Aggregation

Lesson 10
Author : Afrixi
Last Updated : February, 2023
MongoDB - noSQL Database
This course covers the basics of working with MongoDB.

Aggregation in MongoDB is the process of performing complex data analysis operations on collections and returning the results in a structured manner. It is a powerful feature that allows you to perform a wide variety of data analysis tasks, such as grouping, filtering, and computing statistics.

The aggregation framework in MongoDB provides a set of operators and stages that can be combined to perform complex data analysis tasks. Here are some examples of the operators and stages available in the aggregation framework:

$match: filters the documents in the collection based on a set of criteria.
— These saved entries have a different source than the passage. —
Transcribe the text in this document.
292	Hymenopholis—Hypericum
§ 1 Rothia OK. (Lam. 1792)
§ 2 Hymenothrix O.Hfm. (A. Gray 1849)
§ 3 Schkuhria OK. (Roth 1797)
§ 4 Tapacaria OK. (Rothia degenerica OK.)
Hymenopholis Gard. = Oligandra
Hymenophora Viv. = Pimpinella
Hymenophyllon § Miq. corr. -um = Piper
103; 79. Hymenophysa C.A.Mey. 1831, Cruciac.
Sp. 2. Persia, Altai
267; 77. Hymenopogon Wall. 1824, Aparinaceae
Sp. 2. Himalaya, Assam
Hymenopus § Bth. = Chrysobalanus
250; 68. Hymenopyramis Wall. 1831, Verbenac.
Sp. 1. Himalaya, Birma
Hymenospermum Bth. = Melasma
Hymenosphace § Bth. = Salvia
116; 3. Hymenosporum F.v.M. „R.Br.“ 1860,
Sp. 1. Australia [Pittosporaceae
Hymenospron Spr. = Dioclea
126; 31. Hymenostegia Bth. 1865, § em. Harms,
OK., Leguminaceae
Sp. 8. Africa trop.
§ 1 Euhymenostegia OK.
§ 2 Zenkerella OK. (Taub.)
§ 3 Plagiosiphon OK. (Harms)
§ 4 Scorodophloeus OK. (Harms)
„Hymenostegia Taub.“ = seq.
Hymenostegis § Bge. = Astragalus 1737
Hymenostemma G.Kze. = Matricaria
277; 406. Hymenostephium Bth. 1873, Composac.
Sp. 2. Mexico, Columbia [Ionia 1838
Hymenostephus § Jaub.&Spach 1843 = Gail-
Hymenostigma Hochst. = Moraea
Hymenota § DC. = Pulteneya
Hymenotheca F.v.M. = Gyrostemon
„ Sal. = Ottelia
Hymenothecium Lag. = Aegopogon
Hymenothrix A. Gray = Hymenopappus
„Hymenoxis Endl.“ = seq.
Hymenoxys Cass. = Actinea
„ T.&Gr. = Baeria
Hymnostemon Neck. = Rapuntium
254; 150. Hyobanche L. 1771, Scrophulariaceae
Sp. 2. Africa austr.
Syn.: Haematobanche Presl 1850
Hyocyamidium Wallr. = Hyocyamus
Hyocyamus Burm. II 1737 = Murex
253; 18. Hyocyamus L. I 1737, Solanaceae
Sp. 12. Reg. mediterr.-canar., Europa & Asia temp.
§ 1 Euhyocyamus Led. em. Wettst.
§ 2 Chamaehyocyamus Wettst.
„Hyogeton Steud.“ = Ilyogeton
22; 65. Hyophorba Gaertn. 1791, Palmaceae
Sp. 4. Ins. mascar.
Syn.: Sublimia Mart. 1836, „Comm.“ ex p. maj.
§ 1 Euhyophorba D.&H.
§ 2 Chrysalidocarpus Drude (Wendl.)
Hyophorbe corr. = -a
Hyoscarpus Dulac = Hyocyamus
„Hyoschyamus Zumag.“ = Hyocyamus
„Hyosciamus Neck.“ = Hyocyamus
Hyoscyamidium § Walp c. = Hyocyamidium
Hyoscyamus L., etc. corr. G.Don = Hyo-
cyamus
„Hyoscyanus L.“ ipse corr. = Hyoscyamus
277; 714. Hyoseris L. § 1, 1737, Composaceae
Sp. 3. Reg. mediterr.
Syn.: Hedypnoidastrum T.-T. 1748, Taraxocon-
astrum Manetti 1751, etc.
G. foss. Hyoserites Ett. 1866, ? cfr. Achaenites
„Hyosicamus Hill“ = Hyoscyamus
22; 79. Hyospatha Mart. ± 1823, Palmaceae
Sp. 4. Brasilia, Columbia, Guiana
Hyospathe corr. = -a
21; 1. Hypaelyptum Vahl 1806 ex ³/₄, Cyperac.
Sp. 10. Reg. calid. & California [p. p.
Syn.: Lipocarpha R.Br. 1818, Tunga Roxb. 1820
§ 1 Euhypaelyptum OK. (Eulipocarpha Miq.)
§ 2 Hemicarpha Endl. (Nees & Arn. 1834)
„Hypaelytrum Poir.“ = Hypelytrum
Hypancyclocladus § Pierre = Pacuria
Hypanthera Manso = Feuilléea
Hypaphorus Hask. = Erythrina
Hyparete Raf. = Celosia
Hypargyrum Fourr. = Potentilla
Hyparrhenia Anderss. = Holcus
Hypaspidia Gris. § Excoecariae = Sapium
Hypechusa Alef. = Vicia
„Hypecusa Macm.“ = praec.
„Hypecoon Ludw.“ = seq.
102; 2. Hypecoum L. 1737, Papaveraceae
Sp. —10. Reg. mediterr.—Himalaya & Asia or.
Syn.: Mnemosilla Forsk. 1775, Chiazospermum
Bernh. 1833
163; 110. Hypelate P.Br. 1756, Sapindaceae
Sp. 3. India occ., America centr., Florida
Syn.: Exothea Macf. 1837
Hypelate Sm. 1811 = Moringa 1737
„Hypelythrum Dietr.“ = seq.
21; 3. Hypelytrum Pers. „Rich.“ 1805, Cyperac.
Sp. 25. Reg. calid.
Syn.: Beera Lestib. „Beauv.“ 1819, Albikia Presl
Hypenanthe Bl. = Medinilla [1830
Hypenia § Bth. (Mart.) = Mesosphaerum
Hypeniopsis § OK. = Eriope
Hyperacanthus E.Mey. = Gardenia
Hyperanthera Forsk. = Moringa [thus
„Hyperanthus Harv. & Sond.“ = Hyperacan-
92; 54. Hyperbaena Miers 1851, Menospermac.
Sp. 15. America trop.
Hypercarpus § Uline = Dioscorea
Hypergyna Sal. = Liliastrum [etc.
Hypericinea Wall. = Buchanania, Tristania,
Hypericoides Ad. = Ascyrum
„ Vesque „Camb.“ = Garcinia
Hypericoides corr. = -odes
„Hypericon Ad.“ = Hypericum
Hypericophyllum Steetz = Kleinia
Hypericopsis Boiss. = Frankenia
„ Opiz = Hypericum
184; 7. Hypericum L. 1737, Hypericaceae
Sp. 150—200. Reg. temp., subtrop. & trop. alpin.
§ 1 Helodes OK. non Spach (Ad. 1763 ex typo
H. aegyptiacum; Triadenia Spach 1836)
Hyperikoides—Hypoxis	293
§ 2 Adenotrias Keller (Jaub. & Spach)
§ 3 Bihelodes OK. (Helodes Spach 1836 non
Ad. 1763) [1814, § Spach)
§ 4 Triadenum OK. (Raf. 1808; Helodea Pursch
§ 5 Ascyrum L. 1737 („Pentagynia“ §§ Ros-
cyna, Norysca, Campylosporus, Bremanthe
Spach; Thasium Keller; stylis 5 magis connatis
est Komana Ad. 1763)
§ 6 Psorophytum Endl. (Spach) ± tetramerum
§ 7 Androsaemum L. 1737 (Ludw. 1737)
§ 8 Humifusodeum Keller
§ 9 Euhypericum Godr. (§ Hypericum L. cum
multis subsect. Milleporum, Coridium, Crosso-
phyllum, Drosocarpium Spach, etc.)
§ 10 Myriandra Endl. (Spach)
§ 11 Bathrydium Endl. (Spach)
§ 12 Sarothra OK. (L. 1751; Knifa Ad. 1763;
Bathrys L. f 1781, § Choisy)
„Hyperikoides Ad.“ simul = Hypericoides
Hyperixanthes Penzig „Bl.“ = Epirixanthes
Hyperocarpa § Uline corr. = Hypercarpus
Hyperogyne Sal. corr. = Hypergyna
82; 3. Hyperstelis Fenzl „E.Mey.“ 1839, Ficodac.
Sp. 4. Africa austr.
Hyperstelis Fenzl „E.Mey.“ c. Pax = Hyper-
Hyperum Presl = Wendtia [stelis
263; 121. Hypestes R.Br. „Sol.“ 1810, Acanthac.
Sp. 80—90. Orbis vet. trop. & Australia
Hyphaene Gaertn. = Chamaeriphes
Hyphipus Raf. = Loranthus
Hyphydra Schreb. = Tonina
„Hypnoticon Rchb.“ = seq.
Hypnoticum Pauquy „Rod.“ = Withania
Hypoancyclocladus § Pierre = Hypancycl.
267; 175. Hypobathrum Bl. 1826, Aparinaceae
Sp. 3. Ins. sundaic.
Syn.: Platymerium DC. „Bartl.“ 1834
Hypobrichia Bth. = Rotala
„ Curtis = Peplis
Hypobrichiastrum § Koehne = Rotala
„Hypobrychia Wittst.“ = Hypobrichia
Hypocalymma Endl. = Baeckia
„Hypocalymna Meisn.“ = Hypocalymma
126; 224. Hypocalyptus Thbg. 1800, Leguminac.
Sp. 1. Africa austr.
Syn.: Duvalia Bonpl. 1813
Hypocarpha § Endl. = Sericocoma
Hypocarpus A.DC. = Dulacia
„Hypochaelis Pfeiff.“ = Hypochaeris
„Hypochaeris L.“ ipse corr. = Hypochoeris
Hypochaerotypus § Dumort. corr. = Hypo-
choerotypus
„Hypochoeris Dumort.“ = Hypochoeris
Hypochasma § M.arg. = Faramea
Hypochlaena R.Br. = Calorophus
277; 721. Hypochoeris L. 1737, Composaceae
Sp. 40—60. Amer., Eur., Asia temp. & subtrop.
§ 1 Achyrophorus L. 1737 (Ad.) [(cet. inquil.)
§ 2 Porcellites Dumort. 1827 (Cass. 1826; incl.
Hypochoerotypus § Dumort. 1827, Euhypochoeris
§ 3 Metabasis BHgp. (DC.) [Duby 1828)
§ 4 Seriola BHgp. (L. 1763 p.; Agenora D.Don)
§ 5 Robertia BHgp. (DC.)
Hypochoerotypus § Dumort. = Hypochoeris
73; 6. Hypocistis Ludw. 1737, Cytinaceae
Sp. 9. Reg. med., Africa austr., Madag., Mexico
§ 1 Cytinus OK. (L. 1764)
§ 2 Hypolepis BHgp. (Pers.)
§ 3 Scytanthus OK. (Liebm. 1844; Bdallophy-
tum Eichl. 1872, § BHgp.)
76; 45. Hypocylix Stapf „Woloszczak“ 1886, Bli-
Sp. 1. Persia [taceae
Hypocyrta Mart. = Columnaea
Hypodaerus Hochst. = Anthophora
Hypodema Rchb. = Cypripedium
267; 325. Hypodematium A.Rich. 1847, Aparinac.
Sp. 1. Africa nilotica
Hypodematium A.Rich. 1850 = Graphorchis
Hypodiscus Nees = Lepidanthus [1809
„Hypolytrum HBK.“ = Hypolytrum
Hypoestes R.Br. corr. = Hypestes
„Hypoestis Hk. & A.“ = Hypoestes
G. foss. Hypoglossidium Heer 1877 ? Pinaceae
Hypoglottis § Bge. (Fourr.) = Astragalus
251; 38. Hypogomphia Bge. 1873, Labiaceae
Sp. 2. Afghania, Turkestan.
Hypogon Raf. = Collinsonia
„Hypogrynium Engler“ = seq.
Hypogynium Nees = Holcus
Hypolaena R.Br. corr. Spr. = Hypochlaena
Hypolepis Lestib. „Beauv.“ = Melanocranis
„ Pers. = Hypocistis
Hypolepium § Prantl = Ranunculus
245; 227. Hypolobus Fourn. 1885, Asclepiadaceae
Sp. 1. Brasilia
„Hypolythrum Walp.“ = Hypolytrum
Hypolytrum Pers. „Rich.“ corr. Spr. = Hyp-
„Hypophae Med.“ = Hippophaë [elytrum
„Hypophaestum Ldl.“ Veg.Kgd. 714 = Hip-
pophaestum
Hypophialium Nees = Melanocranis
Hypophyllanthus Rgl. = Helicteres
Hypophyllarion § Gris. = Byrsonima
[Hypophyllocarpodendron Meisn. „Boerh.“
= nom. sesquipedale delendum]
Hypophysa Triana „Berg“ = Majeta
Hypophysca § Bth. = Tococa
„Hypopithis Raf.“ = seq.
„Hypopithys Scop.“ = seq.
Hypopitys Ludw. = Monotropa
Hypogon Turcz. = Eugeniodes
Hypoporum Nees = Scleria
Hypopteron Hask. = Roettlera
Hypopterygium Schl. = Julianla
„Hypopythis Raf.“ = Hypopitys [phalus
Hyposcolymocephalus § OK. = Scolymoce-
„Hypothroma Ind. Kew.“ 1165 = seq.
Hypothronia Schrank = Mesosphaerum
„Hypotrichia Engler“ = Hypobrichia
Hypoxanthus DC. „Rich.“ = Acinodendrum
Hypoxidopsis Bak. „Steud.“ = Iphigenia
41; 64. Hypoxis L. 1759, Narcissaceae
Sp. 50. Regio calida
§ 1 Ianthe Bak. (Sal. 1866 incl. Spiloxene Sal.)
$group: groups the documents in the collection based on a set of criteria and computes aggregate values for each group.

$project: reshapes the documents in the collection by selecting or transforming fields.

$sort: sorts the documents in the collection based on a set of criteria.

$limit: limits the number of documents returned by the aggregation pipeline.

$skip: skips a number of documents in the collection before processing the remaining documents.

$lookup: performs a left outer join between two collections.

Here’s an example of an aggregation pipeline that groups documents in a collection by a specific field and computes the average value of another field for each group:

db.sales.aggregate([
   {
      $group: {
         _id: "$product",
         avgQuantity: { $avg: "$quantity" }
      }
   }
])

In this example, the aggregation pipeline starts with the $group stage, which groups documents by the “product” field and computes the average value of the “quantity” field for each group. The results of the aggregation pipeline will be a list of documents, with each document representing a group and its associated average value.

Aggregation is a powerful tool that can be used to perform a wide variety of data analysis tasks in MongoDB. It is an essential skill for anyone who wants to work with large datasets and perform complex data analysis tasks.